Lightning-AI / lightning-thunder

Make PyTorch models up to 40% faster! Thunder is a source to source compiler for PyTorch. It enables using different hardware executors at once; across one or thousands of GPUs.
Apache License 2.0
1.18k stars 77 forks source link

Empty autocast regions are preserved by Dynamo and given to compilers to optimize #1342

Open IvanYashchuk opened 1 week ago

IvanYashchuk commented 1 week ago

🐛 Bug

Dynamo may create empty graphs where we do redundant work if we use a normal compilation pipeline. Here's an example of an empty function with just autocast region applied on an empty block of code.

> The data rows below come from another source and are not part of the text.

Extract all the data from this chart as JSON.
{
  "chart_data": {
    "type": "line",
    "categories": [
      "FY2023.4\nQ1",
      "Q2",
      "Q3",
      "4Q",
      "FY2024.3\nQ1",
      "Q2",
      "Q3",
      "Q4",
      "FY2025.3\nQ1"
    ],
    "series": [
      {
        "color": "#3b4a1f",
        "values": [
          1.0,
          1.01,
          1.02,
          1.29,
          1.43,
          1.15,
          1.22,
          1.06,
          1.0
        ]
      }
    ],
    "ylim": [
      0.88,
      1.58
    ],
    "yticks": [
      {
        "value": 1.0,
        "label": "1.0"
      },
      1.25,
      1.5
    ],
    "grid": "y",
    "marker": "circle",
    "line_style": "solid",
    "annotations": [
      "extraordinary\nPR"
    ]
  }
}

I think we should add a step before the splitter to remove empty autocast regions, @kshitij12345 what are your thoughts on this?

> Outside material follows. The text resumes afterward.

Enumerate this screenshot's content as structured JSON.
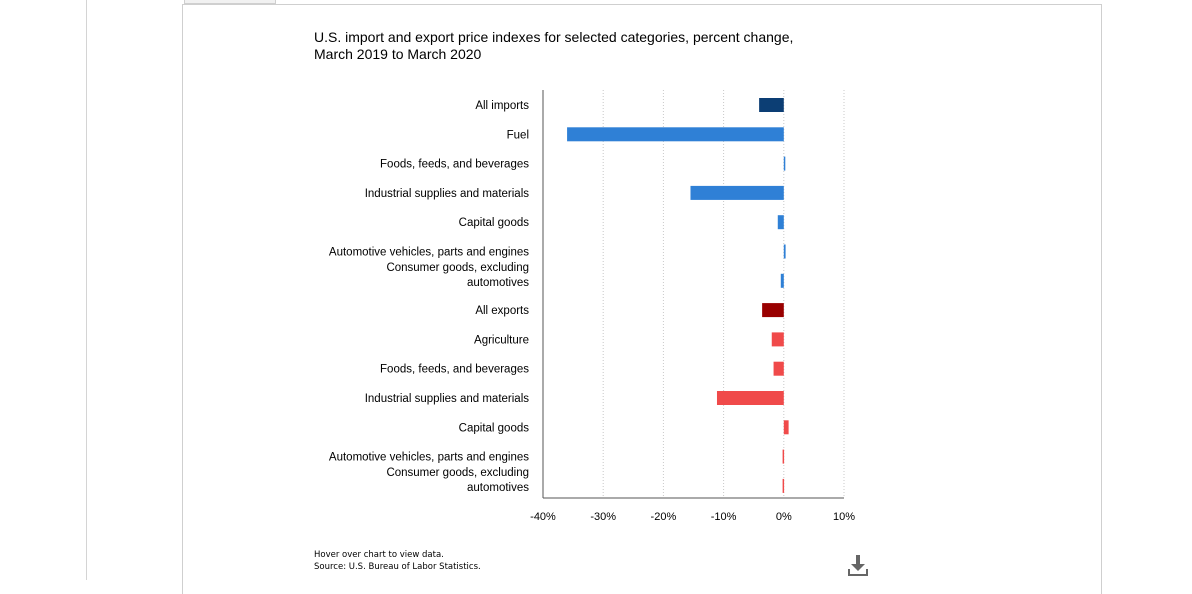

@tfogal discovered a similar empty graph in his NeMo NeVA investigations.

In [1]: from thunder.dynamo import ThunderCompiler

In [2]: import torch

In [3]: def f():
   ...:     with torch.autocast(dtype=torch.bfloat16, device_type="cuda"):
   ...:         pass
   ...:     return
   ...: 

In [4]: backend = ThunderCompiler()
/home/iyashchuk/dev/lightning-thunder/thunder/dynamo/compiler.py:19: UserWarning: The ThunderCompiler is in active development and may not work as expected. Please report any issues you encounter to the Lightning Thunder team.
  warnings.warn(

In [5]: jf = torch.compile(backend=backend)(f)

In [6]: jf()

In [7]: backend.subgraph_infos[0].original_graph_module.print_readable()
class GraphModule(torch.nn.Module):
    def forward(self):
        # No stacktrace found for following nodes
        _enter_autocast = torch.amp.autocast_mode._enter_autocast('cuda', torch.bfloat16, True, None)
        _exit_autocast = torch.amp.autocast_mode._exit_autocast(_enter_autocast);  _enter_autocast = None
        return ()

In [10]: print(backend.subgraph_infos[0].split_graph_module.graph)
graph():
    %inductor_1 : [num_users=0] = call_module[target=inductor_1](args = (), kwargs = {})
    return ()

In [11]: print(backend.subgraph_infos[0].split_graph_module.inductor_1.graph)
graph():
    %_enter_autocast : [num_users=1] = call_function[target=torch.amp.autocast_mode._enter_autocast](args = (cuda, torch.bfloat16, True, None), kwargs = {})
    %_exit_autocast : [num_users=0] = call_function[target=torch.amp.autocast_mode._exit_autocast](args = (%_enter_autocast,), kwargs = {})
kshitij12345 commented 2 days ago

I think we should add a step before the splitter to remove empty autocast regions, @kshitij12345 what are your thoughts on this?

Yes, we should do that. Even, inductor optimizes this away.